Case of the week 3.29.21

Adrien-Maxence Hespel

University of Tennessee

veterinary.radiology.mirc@gmail.com


Publication Date: 2021-03-26

History

2 year old Doberman, male. Cervical pain for the last 6-8months. Improves on pain medication but recurs.

4 images

    
   

Findings

Study: Multiple lateral views of the cervical, thoracic, and lumbar spine have been performed.

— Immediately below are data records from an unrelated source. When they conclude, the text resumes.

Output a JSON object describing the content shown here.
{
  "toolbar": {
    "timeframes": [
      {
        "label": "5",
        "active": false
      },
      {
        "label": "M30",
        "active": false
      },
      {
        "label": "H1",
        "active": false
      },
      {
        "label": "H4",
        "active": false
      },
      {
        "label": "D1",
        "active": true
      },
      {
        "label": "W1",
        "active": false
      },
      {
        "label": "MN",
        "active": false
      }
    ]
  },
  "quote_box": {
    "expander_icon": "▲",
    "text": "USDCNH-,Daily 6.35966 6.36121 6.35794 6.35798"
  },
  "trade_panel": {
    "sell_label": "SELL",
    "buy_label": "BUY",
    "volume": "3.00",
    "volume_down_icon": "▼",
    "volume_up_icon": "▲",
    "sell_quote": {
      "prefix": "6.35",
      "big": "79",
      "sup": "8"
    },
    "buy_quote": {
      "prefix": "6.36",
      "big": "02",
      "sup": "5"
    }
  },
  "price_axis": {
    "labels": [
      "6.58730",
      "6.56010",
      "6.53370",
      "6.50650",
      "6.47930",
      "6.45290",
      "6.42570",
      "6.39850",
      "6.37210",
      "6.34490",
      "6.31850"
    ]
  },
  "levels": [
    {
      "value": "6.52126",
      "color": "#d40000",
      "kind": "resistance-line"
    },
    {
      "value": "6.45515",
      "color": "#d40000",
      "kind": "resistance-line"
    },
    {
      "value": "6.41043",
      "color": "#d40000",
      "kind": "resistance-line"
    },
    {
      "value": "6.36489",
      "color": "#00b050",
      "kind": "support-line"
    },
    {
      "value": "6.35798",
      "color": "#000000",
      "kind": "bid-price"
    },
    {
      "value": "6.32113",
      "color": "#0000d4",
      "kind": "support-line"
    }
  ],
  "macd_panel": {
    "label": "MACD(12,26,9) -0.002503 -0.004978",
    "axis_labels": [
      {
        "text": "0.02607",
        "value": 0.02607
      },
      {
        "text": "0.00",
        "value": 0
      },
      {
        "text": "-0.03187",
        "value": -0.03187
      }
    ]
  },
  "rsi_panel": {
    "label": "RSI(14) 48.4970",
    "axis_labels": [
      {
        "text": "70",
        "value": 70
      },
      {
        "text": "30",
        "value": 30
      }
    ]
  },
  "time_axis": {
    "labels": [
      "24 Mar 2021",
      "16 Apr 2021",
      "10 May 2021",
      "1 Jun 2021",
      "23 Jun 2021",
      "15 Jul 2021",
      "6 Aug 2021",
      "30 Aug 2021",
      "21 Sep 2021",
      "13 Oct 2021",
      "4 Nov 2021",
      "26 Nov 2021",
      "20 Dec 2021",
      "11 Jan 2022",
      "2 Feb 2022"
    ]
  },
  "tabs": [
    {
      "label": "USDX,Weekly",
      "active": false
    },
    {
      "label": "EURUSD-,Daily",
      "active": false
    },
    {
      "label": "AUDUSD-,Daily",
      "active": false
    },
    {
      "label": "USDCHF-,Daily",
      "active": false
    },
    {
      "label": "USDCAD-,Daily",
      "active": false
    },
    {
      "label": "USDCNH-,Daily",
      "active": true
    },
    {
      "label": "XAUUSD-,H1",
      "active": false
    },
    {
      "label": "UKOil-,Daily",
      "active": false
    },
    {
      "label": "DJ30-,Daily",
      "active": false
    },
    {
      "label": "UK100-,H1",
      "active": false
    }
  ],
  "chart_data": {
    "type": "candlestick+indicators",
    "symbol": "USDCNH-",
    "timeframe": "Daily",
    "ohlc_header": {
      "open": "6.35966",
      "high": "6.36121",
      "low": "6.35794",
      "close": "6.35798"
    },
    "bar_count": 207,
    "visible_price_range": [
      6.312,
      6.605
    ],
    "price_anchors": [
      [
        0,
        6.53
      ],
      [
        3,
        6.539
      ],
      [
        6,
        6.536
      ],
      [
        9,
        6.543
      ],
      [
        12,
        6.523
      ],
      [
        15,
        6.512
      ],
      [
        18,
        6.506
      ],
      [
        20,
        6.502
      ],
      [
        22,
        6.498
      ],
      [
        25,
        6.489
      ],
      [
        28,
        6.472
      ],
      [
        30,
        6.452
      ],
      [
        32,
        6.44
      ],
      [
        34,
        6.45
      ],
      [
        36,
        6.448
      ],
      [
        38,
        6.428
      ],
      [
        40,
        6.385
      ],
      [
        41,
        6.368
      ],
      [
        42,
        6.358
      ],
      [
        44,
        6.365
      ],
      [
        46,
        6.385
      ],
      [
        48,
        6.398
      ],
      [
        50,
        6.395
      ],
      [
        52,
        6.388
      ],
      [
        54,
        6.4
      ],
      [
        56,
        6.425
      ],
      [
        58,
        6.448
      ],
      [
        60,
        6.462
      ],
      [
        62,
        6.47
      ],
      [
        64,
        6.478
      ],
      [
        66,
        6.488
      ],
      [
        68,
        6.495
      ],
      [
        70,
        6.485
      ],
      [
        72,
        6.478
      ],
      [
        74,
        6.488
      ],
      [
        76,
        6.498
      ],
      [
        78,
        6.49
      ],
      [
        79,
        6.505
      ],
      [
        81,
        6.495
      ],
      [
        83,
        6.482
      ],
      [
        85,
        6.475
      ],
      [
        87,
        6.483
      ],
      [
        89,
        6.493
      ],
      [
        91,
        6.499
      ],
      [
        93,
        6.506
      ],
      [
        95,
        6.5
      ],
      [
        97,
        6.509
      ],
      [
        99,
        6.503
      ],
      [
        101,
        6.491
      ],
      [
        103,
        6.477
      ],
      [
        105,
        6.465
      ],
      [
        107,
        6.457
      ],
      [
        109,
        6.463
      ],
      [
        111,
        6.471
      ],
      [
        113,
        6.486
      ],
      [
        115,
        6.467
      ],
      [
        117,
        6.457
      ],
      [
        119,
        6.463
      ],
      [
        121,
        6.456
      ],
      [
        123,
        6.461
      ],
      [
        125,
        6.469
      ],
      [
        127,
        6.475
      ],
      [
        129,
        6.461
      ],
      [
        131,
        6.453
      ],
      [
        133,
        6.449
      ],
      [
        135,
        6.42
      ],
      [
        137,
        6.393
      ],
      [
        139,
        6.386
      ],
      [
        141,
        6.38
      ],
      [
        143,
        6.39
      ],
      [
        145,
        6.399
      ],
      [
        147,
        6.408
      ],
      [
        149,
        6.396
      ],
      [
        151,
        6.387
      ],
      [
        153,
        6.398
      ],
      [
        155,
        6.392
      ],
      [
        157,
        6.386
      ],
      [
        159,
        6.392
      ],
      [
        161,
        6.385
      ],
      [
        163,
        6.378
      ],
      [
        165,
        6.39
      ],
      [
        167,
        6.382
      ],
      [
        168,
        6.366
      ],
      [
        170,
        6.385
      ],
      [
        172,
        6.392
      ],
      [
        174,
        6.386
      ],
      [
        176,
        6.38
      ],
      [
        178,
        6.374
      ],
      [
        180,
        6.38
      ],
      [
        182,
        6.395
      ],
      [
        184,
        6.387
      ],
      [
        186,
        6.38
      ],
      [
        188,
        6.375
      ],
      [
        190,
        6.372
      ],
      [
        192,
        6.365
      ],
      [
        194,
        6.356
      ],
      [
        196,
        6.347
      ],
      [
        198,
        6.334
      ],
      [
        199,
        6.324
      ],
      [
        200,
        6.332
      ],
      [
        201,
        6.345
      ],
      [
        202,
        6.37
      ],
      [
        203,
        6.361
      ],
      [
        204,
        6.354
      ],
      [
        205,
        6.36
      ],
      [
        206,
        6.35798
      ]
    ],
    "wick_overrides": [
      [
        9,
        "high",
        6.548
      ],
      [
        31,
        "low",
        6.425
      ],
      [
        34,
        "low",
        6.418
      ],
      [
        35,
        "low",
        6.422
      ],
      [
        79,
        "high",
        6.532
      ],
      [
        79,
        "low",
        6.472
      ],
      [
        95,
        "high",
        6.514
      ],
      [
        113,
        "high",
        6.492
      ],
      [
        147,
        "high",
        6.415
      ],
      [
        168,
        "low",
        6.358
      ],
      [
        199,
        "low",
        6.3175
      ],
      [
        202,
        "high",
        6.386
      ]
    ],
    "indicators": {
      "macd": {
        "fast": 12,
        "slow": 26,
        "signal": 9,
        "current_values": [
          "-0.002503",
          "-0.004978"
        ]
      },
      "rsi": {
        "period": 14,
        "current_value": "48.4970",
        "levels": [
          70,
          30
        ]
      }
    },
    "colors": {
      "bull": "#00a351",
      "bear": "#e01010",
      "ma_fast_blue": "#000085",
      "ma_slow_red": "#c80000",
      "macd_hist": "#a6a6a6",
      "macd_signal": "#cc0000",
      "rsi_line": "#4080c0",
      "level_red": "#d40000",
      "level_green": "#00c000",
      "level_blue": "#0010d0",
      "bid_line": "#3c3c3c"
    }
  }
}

Findings: There is collapse of the T3-T4 intervertebral disc space. There is ill-defined lysis of the adjacent end-plates, with markedly irregular margination to these endplates, and there is sclerosis extending from the endplates to the mid aspect of both the T3 and T4 vertebral bodies. There is periarticular new bone formation along the dorsal and ventral margins of these endplates, giving a flaired appearance. There is minimal to mild ventral spondylosis deformans at T4-T5 and T5-T6. The remaining imaged intervertebral endplates are smoothly marginated. There is ventral spondylosis at the level of L7-S1.

Diagnosis

The collapse of the T3-T4 intervertebral disc space with associated endplate lysis and sclerosis, given the MRI findings, is most consistent with discospondylitis. Minimal to mild spondylosis deformans at T4-T5 and T5-T6.

Discussion

You may have noticed that there are no orthogonal radiographs for this particular study. This patient actually underwent MRI of the cervical spine initially where the discospondylitis lesion was identified. It is logistically and economically easier to evaluate the whole spine doing radiographs and allows for easier recheck rather than doing a whole body MRI.

MRI is a T1 fat sat sagittal post contrast.